Copy the install command, review bundled files from the catalogue, and read any extended description pulled from the listing source.

Installation

Preview and clipboard use veilstrat where the catalogue uses aiagentskills.

npx veilstrat add skill whawkinsiv/solo-founder-superpowers --skill hiring

  • SKILL.md12.4 KB

Overview

This skill helps non-technical founders hire and manage engineering help with confidence. It guides you on when to use AI versus hiring, how to source and vet contractors, how to run a paid trial, and how to protect your product and budget. The advice focuses on practical steps that reduce risk and get predictable results.

How this skill works

It teaches a decision framework to try AI first, then hire only when needed—covering complex integrations, production emergencies, migrations, security, and native apps. It provides sourcing channels, red/green flags for candidates, a job-brief template, and a paid-trial process to evaluate communication, speed, and deliverables. It also covers ongoing management, payment structures, legal protections, and the fractional CTO option for growing teams.

When to use it

  • You can’t fix a production outage or debug infrastructure yourself
  • Complex third-party integrations or undocumented enterprise APIs are required
  • You need a secure audit, data migration, or performance tuning at scale
  • Ongoing maintenance is consuming your time and blocking product work
  • Native mobile apps or platform-specific expertise is necessary
  • You tried AI tools for the task and failed after 2–3 serious attempts

Best practices

  • Define the problem and acceptance criteria before hiring—hire for the problem, not the role
  • Always run a paid 5–10 hour trial on a real, self-contained task before longer engagements
  • Prefer contractors for one-off work; use fractional CTO or part-time devs for ongoing needs
  • Use fixed-price for well-defined tasks and hourly for exploratory work; use milestones for larger projects
  • Require code in your repo, written agreement for scope/payment/IP, and limited initial access
  • Use AI (Claude Code) to review contractor code and spot obvious bugs or security issues

Example use cases

  • Hire a freelancer to integrate a complex payment provider that AI couldn’t complete
  • Run a paid trial to add a small feature and evaluate communication and delivery
  • Bring on a part-time developer for 10–20 hrs/week to maintain and iterate product features
  • Engage a fractional CTO to review architecture and coordinate multiple contractors before fundraising
  • Write a clear job brief for a CRUD feature, with acceptance criteria and budget estimates

FAQ

Try AI first if you can describe the task clearly. If 2–3 prompt attempts fail or the result is unsafe or slow, hire. Use the decision checklist: one-time vs ongoing to choose contractor vs part-time hire.
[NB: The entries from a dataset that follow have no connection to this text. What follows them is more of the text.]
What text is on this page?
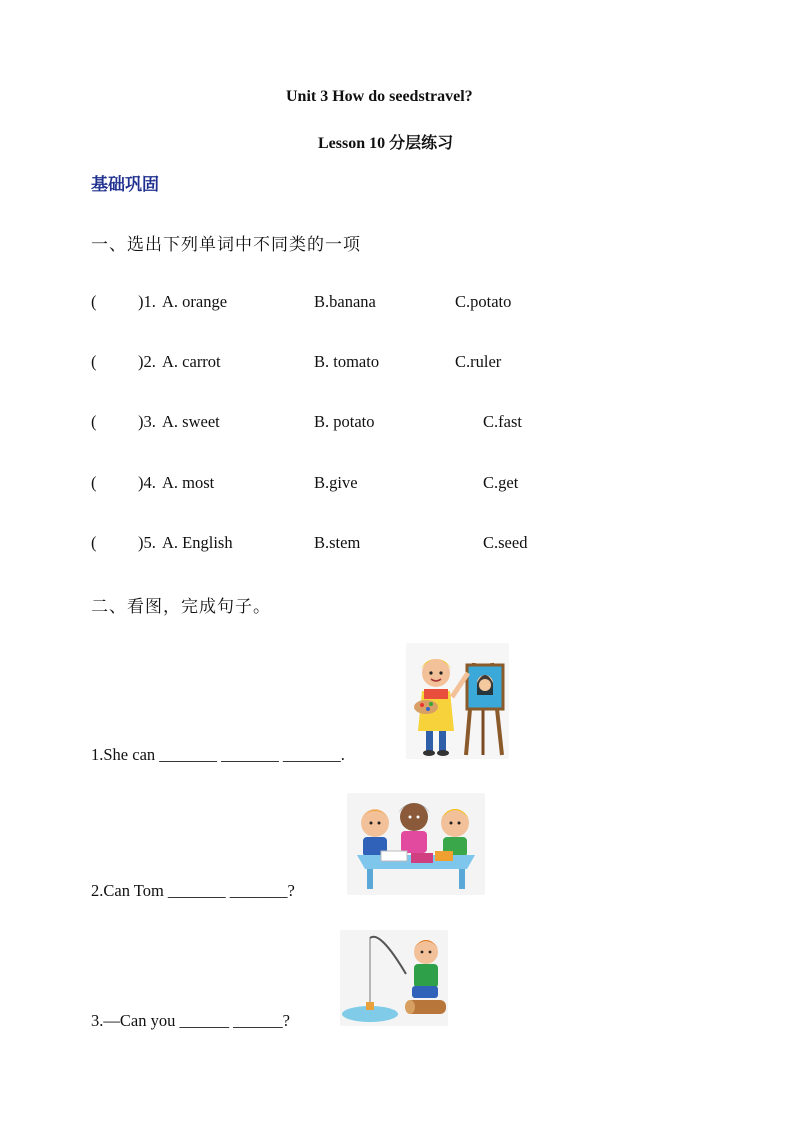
Unit 3 How do seedstravel?
Lesson 10 分层练习
基础巩固
一、选出下列单词中不同类的一项
(	)1. A. orange	B.banana	C.potato
(	)2. A. carrot	B. tomato	C.ruler
(	)3. A. sweet	B. potato	C.fast
(	)4. A. most	B.give	C.get
(	)5. A. English	B.stem	C.seed
二、看图，完成句子。
1.She can _______ _______ _______.
2.Can Tom _______ _______?
3.—Can you ______ ______?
What should a paid trial evaluate?

Evaluate communication, speed vs estimate, working quality (does it function and meet acceptance criteria), independence, and basic code health (use an AI or another dev to glance at the code).

How much should I budget for a small feature?

Expect 5–20 hours: roughly $250–$2,000 depending on developer location and level. Use fixed-price if the task is well-defined.